# RationalFunction R¶

Utilities that provide the same top-level manipulations on fractions than on polynomials.

coerce: R -> Fraction Polynomial R

`coerce(r)` returns `r` viewed as a rational function over `R`.

eval: (Fraction Polynomial R, Equation Fraction Polynomial R) -> Fraction Polynomial R

`eval(f, v = g)` returns `f` with `v` replaced by `g`. Error: if `v` is not a symbol.
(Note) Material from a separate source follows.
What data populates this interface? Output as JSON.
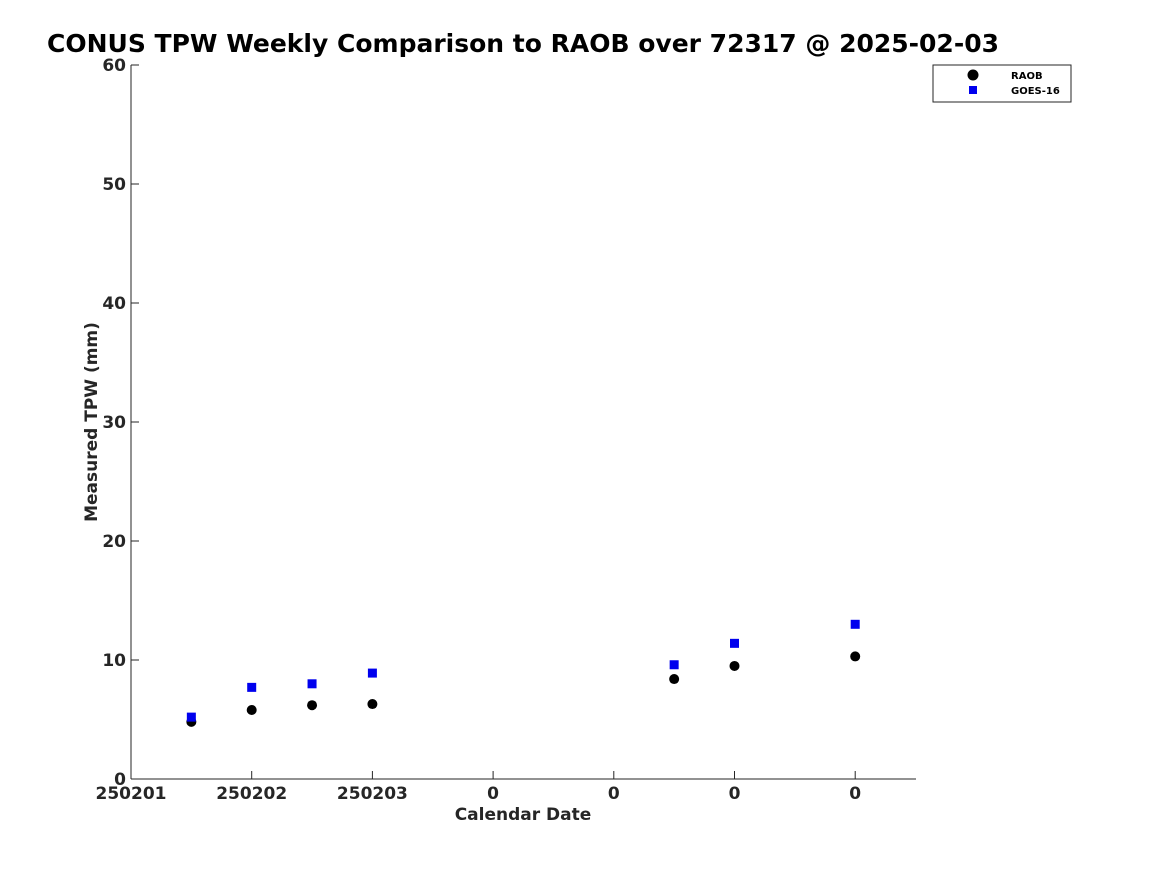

eval: (Fraction Polynomial R, List Equation Fraction Polynomial R) -> Fraction Polynomial R

`eval(f, [v1 = g1, ..., vn = gn])` returns `f` with each `vi` replaced by `gi` in parallel, i.e. `vi``'s` appearing inside the `gi``'s` are not replaced. Error: if any `vi` is not a symbol.

eval: (Fraction Polynomial R, List Symbol, List Fraction Polynomial R) -> Fraction Polynomial R

`eval(f, [v1, ..., vn], [g1, ..., gn])` returns `f` with each `vi` replaced by `gi` in parallel, i.e. `vi``'s` appearing inside the `gi``'s` are not replaced.

eval: (Fraction Polynomial R, Symbol, Fraction Polynomial R) -> Fraction Polynomial R

`eval(f, v, g)` returns `f` with `v` replaced by `g`.

mainVariable: Fraction Polynomial R -> Union(Symbol, failed)

`mainVariable(f)` returns the highest variable appearing in the numerator or the denominator of `f`, “failed” if `f` has no variables.

multivariate: (Fraction SparseUnivariatePolynomial Fraction Polynomial R, Symbol) -> Fraction Polynomial R

`multivariate(f, v)` applies both the numerator and denominator of `f` to `v`.

univariate: (Fraction Polynomial R, Symbol) -> Fraction SparseUnivariatePolynomial Fraction Polynomial R

`univariate(f, v)` returns `f` viewed as a univariate rational function in `v`.

variables: Fraction Polynomial R -> List Symbol

`variables(f)` returns the list of variables appearing in the numerator or the denominator of `f`.